The Baltimore City Council held an informational hearing Thursday on working conditions at the city’s Department of Public Works after a series of reports outlined safety and culture concerns within that agency.
The hearing before the council’s Legislative Investigations Committee began with a presentation by Baltimore Inspector General Isabel Mercedes Cumming, whose March 5 report found that DPW employees were subjected to an adverse work environment for the last decade.
Cumming testified that of the $641 million granted to Baltimore under the American Rescue Plan Act (ARPA), just $15 million went to DPW at a time when the agency needed to address long-standing infrastructure problems — such as broken HVAC systems — at its sanitation yards.
“They truly were the forgotten department. They had to endure it because they had no choice,” Cumming said.
Cumming said the neglect led to 1,627 reported injuries at DPW from 2019 to 2024 — an average of nearly one injury daily — and six deaths, including two in 2024 alone. She said much of the distress could have been avoided with better training procedures.
“I went to some of the training, and it was really hard. I didn’t understand some of the things they were saying,” Cumming said. “So I think it’s very important that you keep things at a level that everybody can understand.”

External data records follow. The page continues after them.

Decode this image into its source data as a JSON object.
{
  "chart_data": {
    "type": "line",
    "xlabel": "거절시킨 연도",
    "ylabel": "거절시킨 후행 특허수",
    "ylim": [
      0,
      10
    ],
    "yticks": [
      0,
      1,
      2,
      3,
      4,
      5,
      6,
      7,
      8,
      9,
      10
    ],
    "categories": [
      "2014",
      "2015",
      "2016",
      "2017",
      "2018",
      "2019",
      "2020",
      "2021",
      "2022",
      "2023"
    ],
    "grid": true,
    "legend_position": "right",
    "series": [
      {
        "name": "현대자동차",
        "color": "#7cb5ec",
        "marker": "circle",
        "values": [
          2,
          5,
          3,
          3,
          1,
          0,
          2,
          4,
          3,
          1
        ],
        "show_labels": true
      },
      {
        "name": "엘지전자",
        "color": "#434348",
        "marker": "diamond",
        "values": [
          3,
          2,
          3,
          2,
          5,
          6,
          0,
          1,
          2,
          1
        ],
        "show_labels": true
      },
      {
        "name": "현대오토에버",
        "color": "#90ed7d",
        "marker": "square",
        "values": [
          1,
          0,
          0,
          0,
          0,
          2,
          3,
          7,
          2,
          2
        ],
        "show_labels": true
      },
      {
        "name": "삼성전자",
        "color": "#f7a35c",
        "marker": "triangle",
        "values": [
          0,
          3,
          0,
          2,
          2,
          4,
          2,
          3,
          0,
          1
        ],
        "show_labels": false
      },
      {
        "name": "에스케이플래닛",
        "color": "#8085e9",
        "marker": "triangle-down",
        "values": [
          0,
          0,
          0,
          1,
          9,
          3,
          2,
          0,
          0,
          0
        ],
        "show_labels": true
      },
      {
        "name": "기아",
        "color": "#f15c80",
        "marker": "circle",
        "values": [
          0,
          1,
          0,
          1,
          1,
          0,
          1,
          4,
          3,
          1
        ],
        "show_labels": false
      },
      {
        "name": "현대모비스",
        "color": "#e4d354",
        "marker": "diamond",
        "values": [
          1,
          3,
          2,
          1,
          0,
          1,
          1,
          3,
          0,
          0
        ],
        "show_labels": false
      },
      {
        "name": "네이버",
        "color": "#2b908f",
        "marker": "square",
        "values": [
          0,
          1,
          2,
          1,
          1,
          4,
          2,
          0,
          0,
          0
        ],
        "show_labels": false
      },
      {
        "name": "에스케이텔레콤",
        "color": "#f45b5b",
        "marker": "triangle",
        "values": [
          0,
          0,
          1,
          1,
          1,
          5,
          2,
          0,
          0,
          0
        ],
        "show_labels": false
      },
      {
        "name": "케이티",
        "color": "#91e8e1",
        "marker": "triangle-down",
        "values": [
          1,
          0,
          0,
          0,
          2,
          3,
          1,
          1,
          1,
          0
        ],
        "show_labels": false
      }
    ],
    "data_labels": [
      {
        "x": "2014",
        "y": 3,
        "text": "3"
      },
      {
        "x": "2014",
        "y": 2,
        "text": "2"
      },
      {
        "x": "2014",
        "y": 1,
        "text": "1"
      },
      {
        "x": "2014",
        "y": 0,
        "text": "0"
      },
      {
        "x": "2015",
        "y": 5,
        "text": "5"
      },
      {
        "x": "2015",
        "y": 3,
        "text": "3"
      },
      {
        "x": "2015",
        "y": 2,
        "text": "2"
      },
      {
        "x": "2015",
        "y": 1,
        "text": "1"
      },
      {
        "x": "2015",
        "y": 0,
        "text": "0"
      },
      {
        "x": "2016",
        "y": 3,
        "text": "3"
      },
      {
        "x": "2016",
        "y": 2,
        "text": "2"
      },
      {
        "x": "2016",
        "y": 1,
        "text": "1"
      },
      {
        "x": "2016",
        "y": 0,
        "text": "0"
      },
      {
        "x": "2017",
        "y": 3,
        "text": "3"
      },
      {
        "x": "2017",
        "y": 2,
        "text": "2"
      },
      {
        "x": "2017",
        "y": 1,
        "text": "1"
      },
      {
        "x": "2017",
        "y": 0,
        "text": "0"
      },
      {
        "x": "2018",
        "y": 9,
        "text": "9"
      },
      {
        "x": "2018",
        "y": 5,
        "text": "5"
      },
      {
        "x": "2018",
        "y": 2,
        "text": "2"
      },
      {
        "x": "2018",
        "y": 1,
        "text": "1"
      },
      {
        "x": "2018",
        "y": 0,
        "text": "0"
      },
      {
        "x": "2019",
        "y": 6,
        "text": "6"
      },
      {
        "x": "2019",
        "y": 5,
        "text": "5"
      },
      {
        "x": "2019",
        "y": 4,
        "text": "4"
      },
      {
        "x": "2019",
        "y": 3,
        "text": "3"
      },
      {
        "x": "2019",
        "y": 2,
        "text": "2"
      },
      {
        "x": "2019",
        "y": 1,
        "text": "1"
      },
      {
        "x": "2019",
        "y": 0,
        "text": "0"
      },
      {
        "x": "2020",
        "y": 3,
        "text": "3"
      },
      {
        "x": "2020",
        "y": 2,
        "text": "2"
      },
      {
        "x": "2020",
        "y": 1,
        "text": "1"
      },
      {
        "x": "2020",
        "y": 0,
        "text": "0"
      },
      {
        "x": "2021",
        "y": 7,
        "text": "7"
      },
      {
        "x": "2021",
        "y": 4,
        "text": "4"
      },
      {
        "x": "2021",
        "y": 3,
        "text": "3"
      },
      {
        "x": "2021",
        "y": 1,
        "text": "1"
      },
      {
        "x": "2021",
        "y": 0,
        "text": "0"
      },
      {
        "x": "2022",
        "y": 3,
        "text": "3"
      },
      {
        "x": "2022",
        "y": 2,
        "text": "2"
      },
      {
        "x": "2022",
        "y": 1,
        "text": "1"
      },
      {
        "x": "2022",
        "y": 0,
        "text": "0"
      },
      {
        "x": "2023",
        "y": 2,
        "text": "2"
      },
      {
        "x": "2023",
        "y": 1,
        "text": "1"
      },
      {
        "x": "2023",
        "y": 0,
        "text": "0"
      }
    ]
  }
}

Thiru Vignarajah, an attorney for the family of DPW employee Ronald Silver II, has said Cumming’s report proved employees received “literally no training” in the two years leading up to Silver’s death on the job last August.
Asked by Councilman Ryan Dorsey about criticism of the city’s union for sanitation workers in her report, Cumming explained that any negative feelings she may have toward the union come from what she learned by interviewing more than 130 DPW employees. The union’s attorney sent multiple letters to Cumming’s office arguing she lacked jurisdiction to investigate the extent of their bargaining efforts, the inspector general said.
While no legislation was introduced Thursday and city leaders say much more needs to be done, some are crediting DPW Director Khalil Zaied — who assumed leadership of the agency last fall — with moving things in the right direction.
“Director Zaied inherited an agency in crisis, and he is working hard to fix it,” City Council President Zeke Cohen said.
Zaied responded to concerns by noting that DPW has been working with Baltimore Mayor Brandon Scott and the city’s Department of Human Resources to enact salary increases for sanitation workers. Hourly wages currently start at $15.50, while some temporary DPW employees are paid just $11 per hour without benefits, Dorsey and Cohen said at the hearing, respectively.